A far tacere l'industria delle allumiere di Volterra, sulle quali esercitò dapprincipio il diritto di possesso quel Comune, non pare che i papi si siano provati; quando però le esplorazioni dei cercatori di vene alluminose penetrarono nei terreni appartenenti al vescovo di quella città, non mancò Paolo II di richiamare quest'ultimo alla rigorosa tutela dei diritti della sua mensa (92). Vedremo più innanzi quali fossero i mezzi con cui la Camera papale provvide a difendere il prodotto delle miniere di Tolfa dalla concorrenza dell'allume volterrano, allorquando di quest'ultimo s'impadronirono Firenze e i Medici.Favorevoli circostanze parvero presentarsi, invece, per impedire simile produzione nel piccolo Stato degli Appiano a Piombino (93). La scoperta di giacimenti alluminosi era quivi avvenuta, poco dopo la metà del secolo, nel territorio di Montione, in certi fondi che occupavano da lungo tempo quei signori, malgrado i diritti che sopra di essi poteva vantare la mensa vescovile di Massa, alla cui diocesi apparteneva lo Stato di Piombino. Paolo II non era riuscito a far restituire i terreni, che custodivano i depositi alluminosi, al vescovo da Iacopo III di Appiano: questi aveva sfidato fin l'interdetto lanciato contro il suo dominio.
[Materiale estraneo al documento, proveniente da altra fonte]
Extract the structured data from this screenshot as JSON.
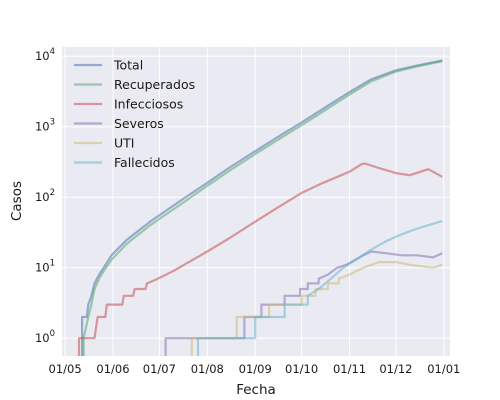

Miglior successo non toccò a Sisto IV. Egli aveva acquistato dalla mensa Massana la proprietà delle miniere (94), che avrebbero dovuto dipendere dalla Camera apostolica; ma le reiterate minacce e la scomunica del pontefice contro i figli di Iacopo III (Iacopo IV, Gerardo e Belisario), succeduti nella signoria l'anno 1474 e finalmente il suo appello al braccio secolare (95), non li poterono convincere di lasciarsi sottrarre dalla S. Sede la ricchezza del loro suolo. La questione si trascinò quindi sotto il successore di Sisto, Innocenzo VIII, che finì, egli pure, per ricorrere ai fulmini della scomunica maggiore, dopo avere deferita a un collegio di giureconsulti la decisione intorno alle varie questioni giuridiche circa i diritti degli Appiano e della mensa Massana sulle terre contestate; anche questa volta, probabilmente, con esito negativo.